Vanillin is an organic compound with the molecular formula C8H8O3. It is a phenolic aldehyde. Its functional groups include aldehyde, hydroxyl, and ether. It is the primary component of the extract of the vanilla bean. Synthetic vanillin is now used more often than natural vanilla extract as a flavoring in foods, beverages, and pharmaceuticals.
Vanillin and ethylvanillin are used by the food industry; ethylvanillin is more expensive, but has a stronger note. It differs from vanillin by having an ethoxy group (−O−CH2CH3) instead of a methoxy group (−O−CH3).

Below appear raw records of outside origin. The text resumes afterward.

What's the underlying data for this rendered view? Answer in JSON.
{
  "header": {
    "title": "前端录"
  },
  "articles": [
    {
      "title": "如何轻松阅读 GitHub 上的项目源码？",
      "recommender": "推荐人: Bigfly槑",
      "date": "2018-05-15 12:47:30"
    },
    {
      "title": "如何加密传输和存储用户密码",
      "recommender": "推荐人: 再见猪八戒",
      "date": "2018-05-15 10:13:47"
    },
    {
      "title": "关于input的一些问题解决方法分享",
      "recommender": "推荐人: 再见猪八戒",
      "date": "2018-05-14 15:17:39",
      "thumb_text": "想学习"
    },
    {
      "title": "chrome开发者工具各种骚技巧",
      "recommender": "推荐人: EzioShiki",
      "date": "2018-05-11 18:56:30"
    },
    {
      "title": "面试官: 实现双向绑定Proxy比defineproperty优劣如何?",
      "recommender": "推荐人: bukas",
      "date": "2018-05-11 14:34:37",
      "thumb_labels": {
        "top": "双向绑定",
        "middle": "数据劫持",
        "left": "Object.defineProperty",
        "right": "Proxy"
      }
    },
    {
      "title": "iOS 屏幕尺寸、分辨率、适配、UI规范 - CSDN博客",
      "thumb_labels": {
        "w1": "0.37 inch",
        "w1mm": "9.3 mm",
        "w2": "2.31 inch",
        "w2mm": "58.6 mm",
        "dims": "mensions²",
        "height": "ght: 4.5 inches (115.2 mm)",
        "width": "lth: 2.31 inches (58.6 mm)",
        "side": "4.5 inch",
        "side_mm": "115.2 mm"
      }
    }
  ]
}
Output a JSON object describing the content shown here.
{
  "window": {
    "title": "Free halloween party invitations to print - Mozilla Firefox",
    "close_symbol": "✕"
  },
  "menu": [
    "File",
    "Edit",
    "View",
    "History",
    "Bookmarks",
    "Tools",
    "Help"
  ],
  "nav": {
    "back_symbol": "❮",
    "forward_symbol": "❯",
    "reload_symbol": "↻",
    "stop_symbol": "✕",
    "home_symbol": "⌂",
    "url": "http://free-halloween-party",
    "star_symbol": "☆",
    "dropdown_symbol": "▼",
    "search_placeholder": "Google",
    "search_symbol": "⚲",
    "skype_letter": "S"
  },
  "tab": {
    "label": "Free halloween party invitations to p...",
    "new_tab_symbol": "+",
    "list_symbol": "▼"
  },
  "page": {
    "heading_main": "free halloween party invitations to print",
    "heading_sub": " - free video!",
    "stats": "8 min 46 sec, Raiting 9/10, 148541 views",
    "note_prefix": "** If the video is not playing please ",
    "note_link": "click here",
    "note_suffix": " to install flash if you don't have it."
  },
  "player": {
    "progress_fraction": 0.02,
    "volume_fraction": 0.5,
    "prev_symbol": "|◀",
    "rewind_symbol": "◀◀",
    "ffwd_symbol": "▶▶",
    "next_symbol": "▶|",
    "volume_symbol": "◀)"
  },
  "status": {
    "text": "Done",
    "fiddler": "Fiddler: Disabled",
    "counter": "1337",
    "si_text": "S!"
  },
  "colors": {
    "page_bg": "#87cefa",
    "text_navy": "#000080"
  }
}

Natural vanilla extract is a mixture of several hundred different compounds in addition to vanillin. Artificial vanilla flavoring is often a solution of pure vanillin, usually of synthetic origin. Because of the scarcity and expense of natural vanilla extract. Synthetic preparation of its predominant component has long been of interest. The first commercial synthesis of vanillin began with the more readily available natural compound eugenol (4-allyl-2-methoxyphenol). Today, artificial vanillin is made either from guaiacol or lignin.
Lignin-based artificial vanilla flavoring is alleged to have a richer flavor profile than oil-based flavoring; the difference is due to the presence of acetovanillone, a minor component in the lignin-derived product that is not found in vanillin synthesized from guaiacol.
Vanillin is most prominent as the principal flavor and aroma compound in vanilla. Cured vanilla pods contain about 2% by dry weight vanillin; on cured pods of high quality, relatively pure vanillin may be visible as a white dust or “frost” on the exterior of the pod.
It is also found in Leptotes bicolor, a species of orchid native to Paraguay and southern Brazil, and the Southern Chinese red pine.
At lower concentrations, vanillin contributes to the flavor and aroma profiles of foodstuffs as diverse as olive oil, butter, raspberry, and lychee fruits.
Aging in oak barrels imparts vanillin to some wines, vinegar, and spirits.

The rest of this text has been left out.